La nuova commedia di Gabriele Pignotta dal 21 aprile al 17 maggio
Gabriele Pignotta torna in scena con un nuovo divertente spettacolo: “Contrazioni Pericolose” in scena dal 21 aprile al 17 maggio al Teatro Manzoni di Roma. La scena è ambientata in un reparto di ginecologia. Una donna ha le contrazioni e sta per partorire. La situazione è concitata: un ostetrico cerca di tranquillizzarla, ma soprattutto cerca di tranquillizzare l’uomo che la accompagna in una serie di divertenti sequenze intervallate da famose canzoni che fanno tornare lo spettatore indietro di quei pochi anni che bastano a far sorgere una riflessione anche su sé stessi e sulle scelte che si sono fatte nella propria vita. La donna in preda al travaglio è una quarantenne single che il giorno del suo parto desidera avere accanto il suo più caro amico, coetaneo ed in carriera che fugge dai suoi impegni per starle vicino in un momento che si rivela poi cruciale per entrambi.
Cosa simboleggiano per te queste “Contrazioni pericolose” Gabriele?

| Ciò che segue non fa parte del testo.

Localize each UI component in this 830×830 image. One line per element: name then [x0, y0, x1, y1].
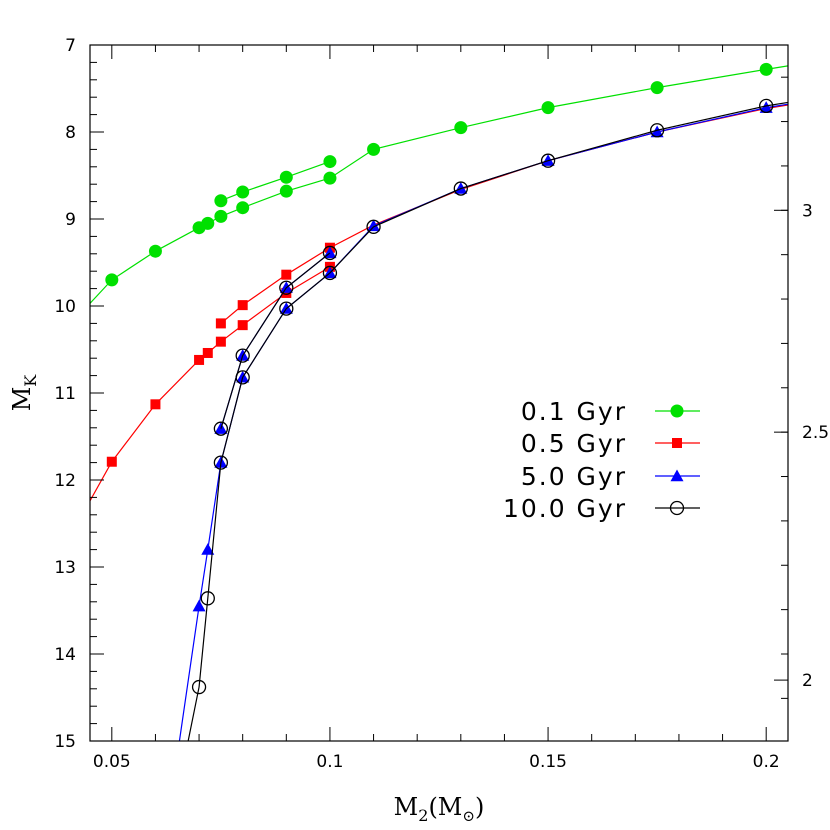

Ho voluto raccontare con ironia, una piccola grande storia di amicizia tra un uomo (Massimo, da me interpretato) ed una donna (Martina – Siddhartha Prestinari) entrambi quarantenni, che proprio il giorno del parto di lei, mettono in luce attraverso un lungo dialogo in una stanza del reparto maternità, tutte le loro fragilità e insicurezze. Il “travaglio” di Martina simboleggia anche il “travaglio” di una generazione instabile, immatura, trincerata dietro l’alibi della carriera e dell’ormai irrinunciabile soddisfacimento del proprio io. Così come le contrazioni, che aumentano di ora in ora, altro non sono che “contrazioni esistenziali” che hanno spinto i due protagonisti a limitare al massimo l’esplorazione della loro vita sentimentale e affettiva, per paura di prendere decisioni importanti.
La situazione si scioglie grazie all’ostetrico interpretato da Fabio Avaro…
Forse solo un ostetrico che sperimenta quotidianamente la potenza della vita che nasce, poteva aprire gli occhi ai due “amici” spingendoli finalmente verso il senso profondo delle loro esistenze e quel giorno in quella sala parto, sarà proprio una nuova vita a decidere per loro.
Siddartha come hai vissuto personalmente l’esperienza dell’essere madre? Era un impegno al quale ti sentivi pronta o è stata anche per te una contrazione esistenziale?
Bhè, ad essere sincera è una cosa che ho preso molto sul serio. Diventare genitore implica educare l’altro, il figlio, all’arte della vita e come si può insegnare qualcosa che si cerca e si speriementa incessantemente? Diventare madre è stata l’occasione più bella per mettermi in discussione, per rimuovere tanti stupidi orpelli, per imparare a mettere da parte il mio ego e stare in ascolto con una creaturina che nasce da te ma è altro da te ed è una fonte da cui non smetti mai di imparare…
Maggiorni informazioni per gli spettacoli:
Teatro Manzoni – Via Monte Zebio, 14/C (Piazza Mazzini) – 06.3223634
Biglietto intero 24 euro, ridotto 21 euro.
Repliche dal martedì al sabato ore 21,00, domenica ore 17,30.
I giorni 7, 9 e 16 maggio replica anche alle ore 17,00.